The bank is actively working toward a conversational banking experience, recognizing that customer habits continue evolving. Building on Itaú Intelligence and the intelligent search foundation, they are developing natural dialogue and voice command capabilities as the next frontier. They are currently rolling out intelligent search to all customers and building conversational dialogue capabilities within bank statements. The complete mainframe migration is targeted for completion by the following year.

The progression is logical: traditional search to complex filtering with OpenSearch, to intelligent search with natural language processing, to conversational banking with multi-turn dialogue. Each phase builds on the previous infrastructure while expanding AI capabilities. This staged approach allows the bank to learn operational lessons at each level before adding complexity.

Lessons Learned and Critical Success Factors

The presenters emphasized that modernization is a journey, not a one-time event, requiring continuous evolution of performance optimization, scalability improvements, security strengthening, and new feature development. The strong architectural foundation with cell-based design and resilience patterns proved crucial for enabling simple implementation of innovative features like intelligent search.

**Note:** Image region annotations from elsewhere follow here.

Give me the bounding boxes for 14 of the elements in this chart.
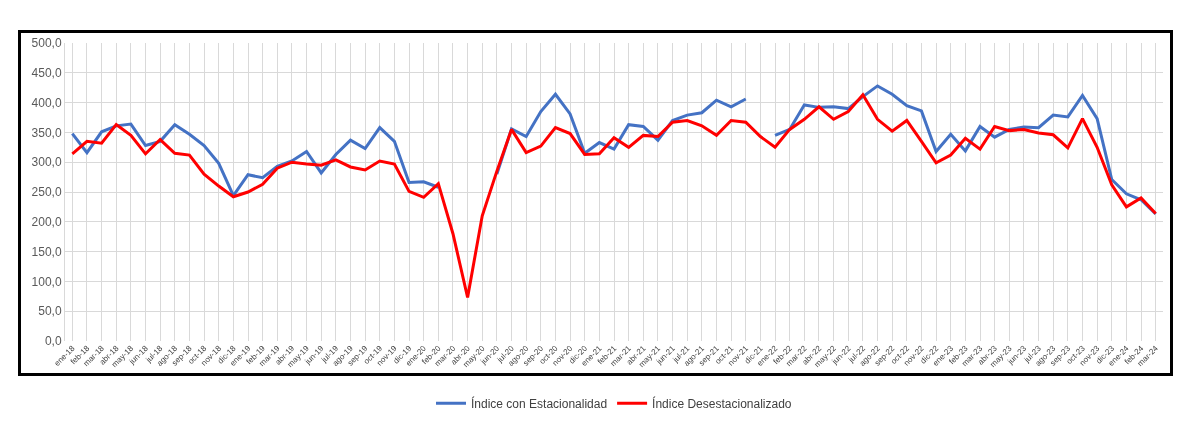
y-tick-label: 0,0 — [44, 334, 62, 349]
legend-label: Índice con Estacionalidad — [471, 395, 608, 411]
y-tick-label: 350,0 — [31, 125, 62, 140]
y-tick-label: 300,0 — [31, 155, 62, 170]
y-tick-label: 250,0 — [31, 185, 62, 200]
y-tick-label: 150,0 — [31, 244, 62, 259]
y-tick-label: 450,0 — [31, 66, 62, 80]
legend-label: Índice Desestacionalizado — [652, 395, 792, 411]
line-series — [70, 93, 1158, 299]
y-tick-label: 400,0 — [31, 95, 62, 110]
y-tick-label: 200,0 — [31, 215, 62, 229]
y-tick-label: 100,0 — [31, 274, 62, 289]
y-tick-label: 500,0 — [31, 36, 62, 51]
y-tick-label: 50,0 — [38, 304, 62, 319]
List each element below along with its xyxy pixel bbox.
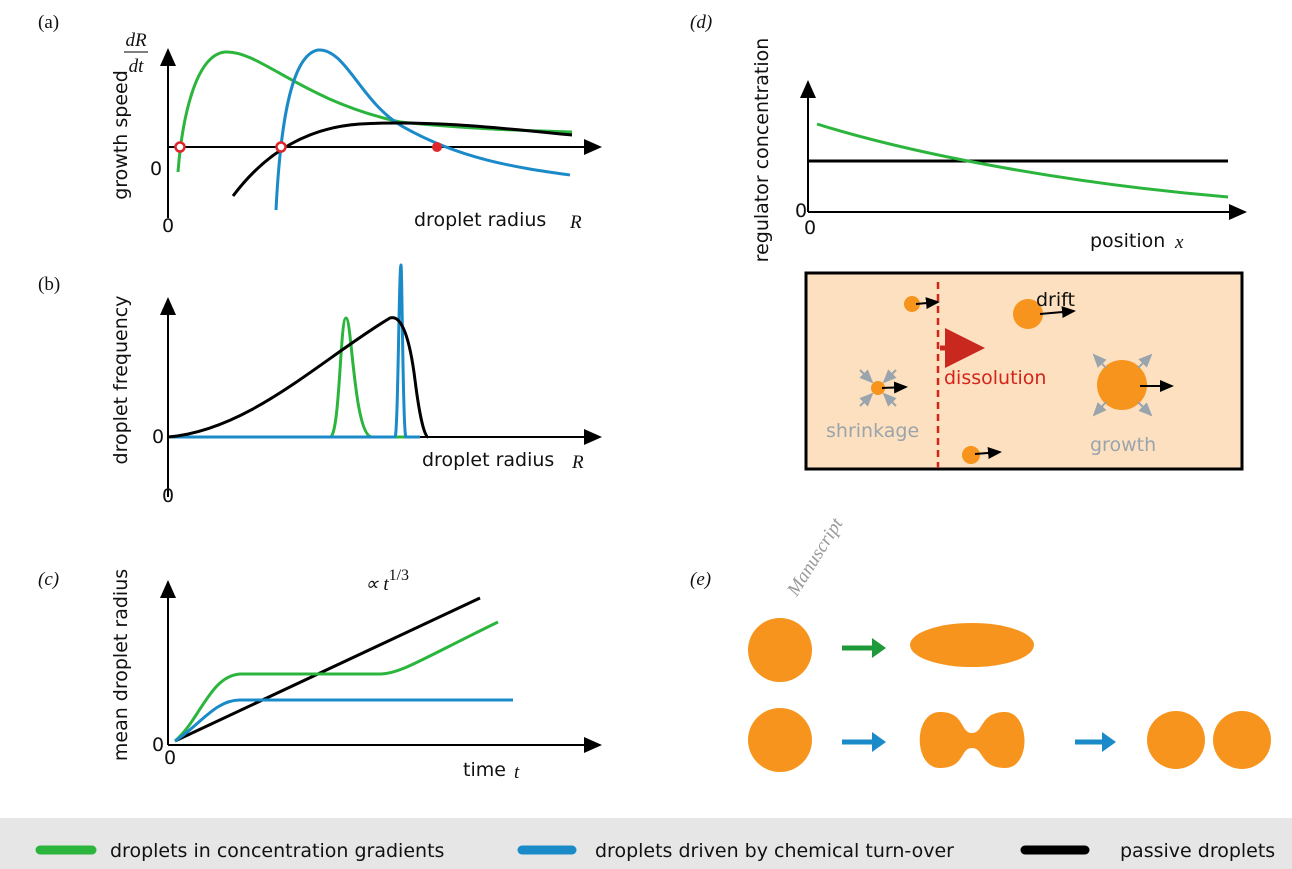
y-zero: 0 [152, 734, 164, 756]
legend-label: passive droplets [1120, 840, 1275, 862]
droplet [748, 618, 812, 682]
shrinkage-label: shrinkage [826, 420, 919, 442]
panel-d: (d) regulator concentration 0 0 position… [690, 12, 1247, 471]
droplet [1097, 360, 1147, 410]
panel-label: (c) [38, 569, 59, 590]
curve [176, 50, 573, 173]
x-label: droplet radius [422, 449, 554, 471]
scaling-label: ∝ t1/3 [365, 567, 409, 595]
y-label: droplet frequency [110, 296, 132, 465]
y-label: growth speed [110, 70, 132, 200]
droplet [1013, 299, 1043, 329]
curve [231, 121, 573, 197]
curve [167, 316, 429, 439]
panel-label: (b) [38, 274, 60, 295]
x-zero: 0 [164, 747, 176, 769]
y-zero: 0 [152, 426, 164, 448]
panel-label: (e) [690, 569, 711, 590]
arrow-head [1102, 732, 1116, 752]
x-zero: 0 [804, 217, 816, 239]
x-symbol: x [1174, 232, 1184, 253]
curve [170, 316, 415, 439]
panel-e: (e) [690, 569, 1271, 772]
legend-band [0, 818, 1292, 869]
droplet [1213, 711, 1271, 769]
curve [274, 48, 571, 211]
x-zero: 0 [162, 485, 174, 507]
droplet [748, 708, 812, 772]
y-symbol-num: dR [125, 30, 147, 51]
panel-b: (b) droplet frequency 0 0 droplet radius… [38, 263, 602, 507]
x-label: droplet radius [414, 209, 546, 231]
legend: droplets in concentration gradients drop… [0, 818, 1292, 869]
elongated-droplet [910, 623, 1034, 667]
drift-arrow [1039, 306, 1076, 319]
curve [174, 596, 481, 743]
y-zero: 0 [150, 158, 162, 180]
watermark: Manuscript [783, 514, 848, 601]
curve [174, 620, 499, 743]
x-symbol: R [571, 452, 584, 473]
growth-label: growth [1090, 434, 1156, 456]
fixed-point [275, 141, 287, 153]
curve [174, 698, 513, 743]
curve [170, 263, 420, 439]
droplet [962, 446, 980, 464]
fixed-point [432, 142, 442, 152]
dividing-droplet [919, 712, 1025, 768]
x-symbol: R [569, 212, 582, 233]
y-zero: 0 [795, 200, 807, 222]
y-label: mean droplet radius [110, 569, 132, 761]
dissolution-label: dissolution [944, 367, 1046, 389]
panel-c: (c) mean droplet radius 0 0 time t ∝ t1/… [38, 567, 602, 783]
legend-label: droplets driven by chemical turn-over [595, 840, 954, 862]
panel-label: (d) [690, 12, 712, 33]
droplet [904, 296, 920, 312]
panel-a: (a) growth speed dR dt 0 0 droplet radiu… [38, 12, 602, 237]
y-label: regulator concentration [751, 38, 773, 263]
arrow-head [872, 638, 886, 658]
drift-arrow [915, 297, 940, 310]
droplet [871, 381, 885, 395]
panel-label: (a) [38, 12, 59, 33]
fixed-point [174, 141, 186, 153]
x-zero: 0 [162, 215, 174, 237]
x-label: time [463, 759, 506, 781]
x-symbol: t [514, 762, 520, 783]
x-label: position [1090, 230, 1165, 252]
droplet [1147, 711, 1205, 769]
y-symbol-den: dt [129, 56, 145, 77]
arrow-head [872, 732, 886, 752]
curve [816, 122, 1229, 199]
drift-arrow [881, 381, 908, 394]
drift-arrow [974, 446, 1002, 459]
drift-label: drift [1036, 289, 1075, 311]
legend-label: droplets in concentration gradients [110, 840, 444, 862]
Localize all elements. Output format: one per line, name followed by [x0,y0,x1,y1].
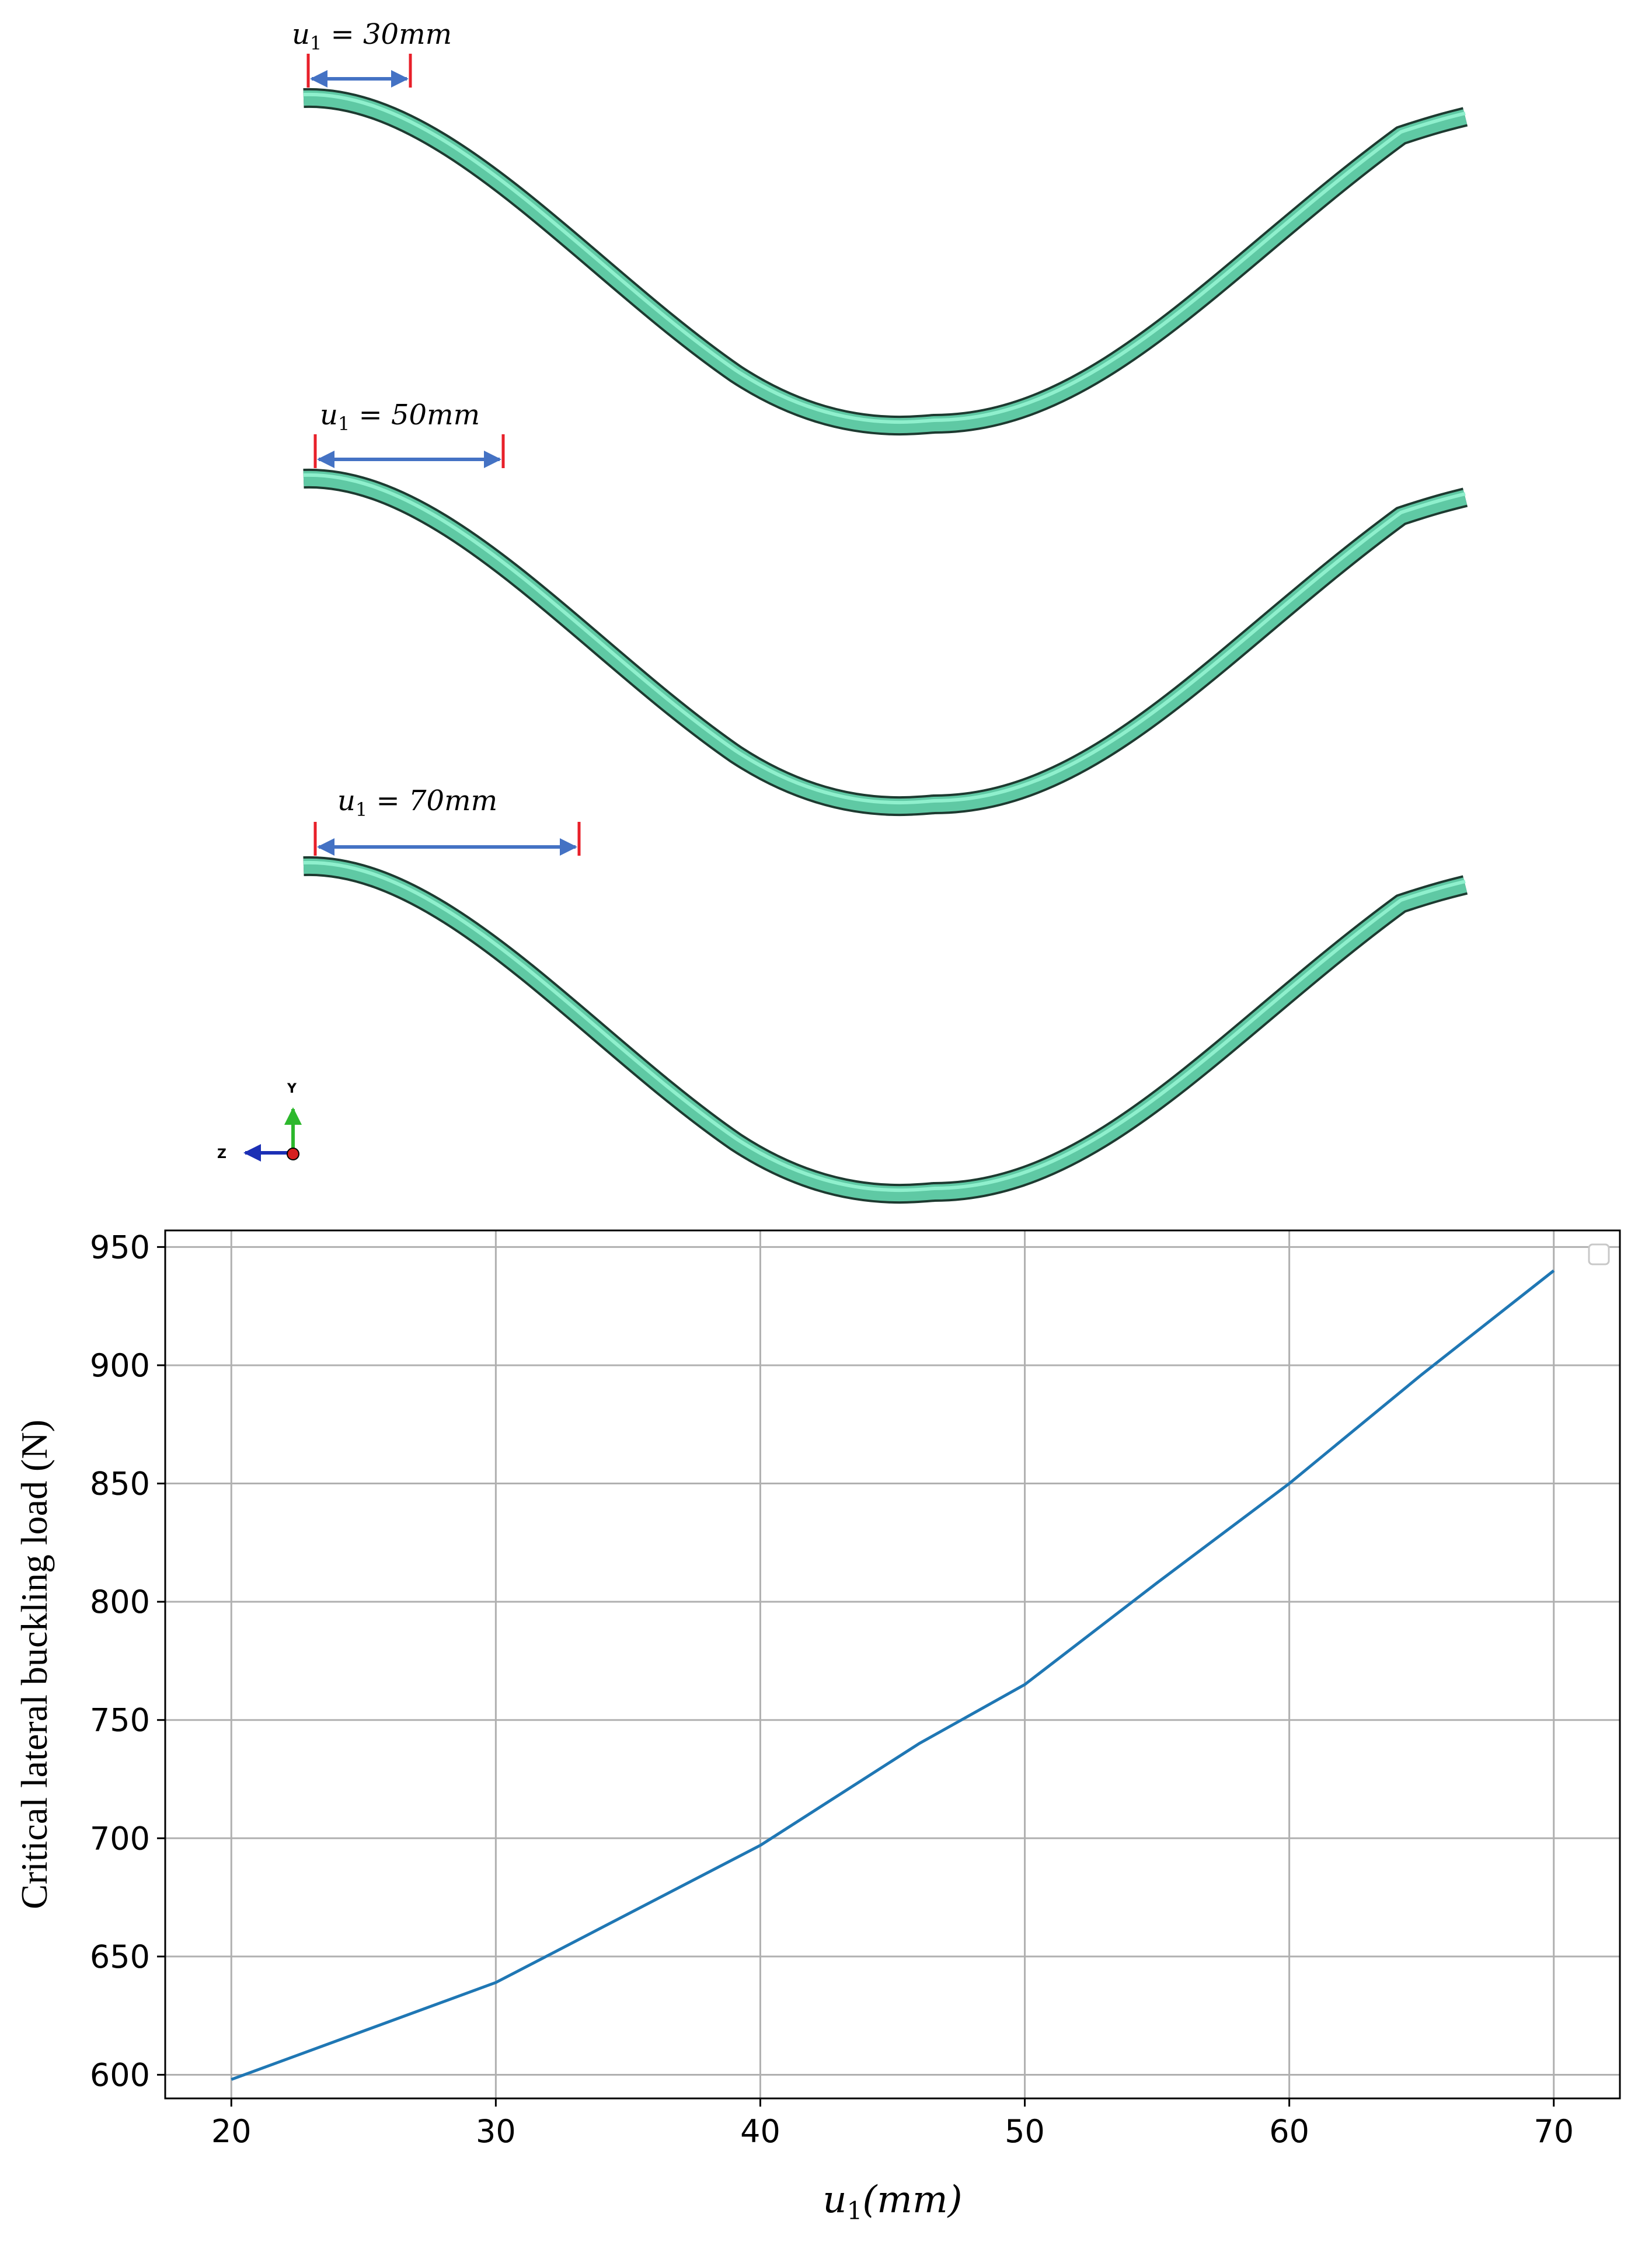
y-tick-label: 900 [90,1347,150,1384]
x-tick-label: 50 [1005,2113,1045,2150]
y-axis-label: Y [287,1082,297,1096]
dimension-label: u1 = 30mm [292,18,452,54]
ticks: 20 30 40 50 60 70 600 650 700 750 800 850 900 950 [90,1229,1574,2150]
beam-shape [303,856,1468,1204]
series-layer [231,1269,1555,2081]
legend-box [1588,1243,1610,1265]
dimension-label: u1 = 70mm [337,784,497,821]
y-tick-label: 800 [90,1584,150,1620]
plot-frame [164,1229,1621,2100]
y-tick-label: 650 [90,1938,150,1975]
grid [165,1230,1620,2098]
y-tick-label: 850 [90,1466,150,1502]
x-tick-label: 20 [211,2113,252,2150]
y-tick-label: 700 [90,1820,150,1857]
beam-panel-3: u1 = 70mm [303,784,1468,1204]
x-tick-label: 60 [1269,2113,1309,2150]
y-tick-label: 750 [90,1702,150,1739]
beam-shape [303,88,1468,436]
y-tick-label: 600 [90,2056,150,2093]
dimension-label: u1 = 50mm [320,399,480,435]
z-axis-label: Z [217,1147,226,1162]
beam-shape [303,468,1468,817]
beam-panel-1: u1 = 30mm [292,18,1468,436]
x-axis-title: u1(mm) [822,2178,962,2225]
chart: 20 30 40 50 60 70 600 650 700 750 800 850 900 950 Cri… [13,1229,1621,2225]
x-tick-label: 70 [1533,2113,1574,2150]
x-tick-label: 30 [476,2113,516,2150]
beam-panel-2: u1 = 50mm [303,399,1468,817]
coordinate-triad: Y Z [217,1082,302,1162]
series-line [231,1269,1555,2081]
y-tick-label: 950 [90,1229,150,1265]
x-axis-dot-icon [287,1148,299,1160]
y-axis-title: Critical lateral buckling load (N) [13,1420,55,1909]
x-tick-label: 40 [740,2113,780,2150]
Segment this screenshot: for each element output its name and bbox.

Cross-functional governance with alignment between business stakeholders, architecture teams, and engineering teams was identified as crucial for project success.

From an LLMOps maturity perspective, Itaú appears to be in a relatively early stage of their AI journey, focusing on well-defined, lower-risk use cases before expanding to more complex applications. The intelligent search represents a pragmatic entry point for LLMs in production banking, delivering measurable value while maintaining appropriate risk controls. As they move toward conversational banking, the LLMOps challenges will increase significantly, requiring more sophisticated approaches to prompt management, evaluation, safety controls, and monitoring. The strong platform foundation positions them well for this evolution, but success will depend on developing the operational practices and tooling to manage more complex LLM applications at scale.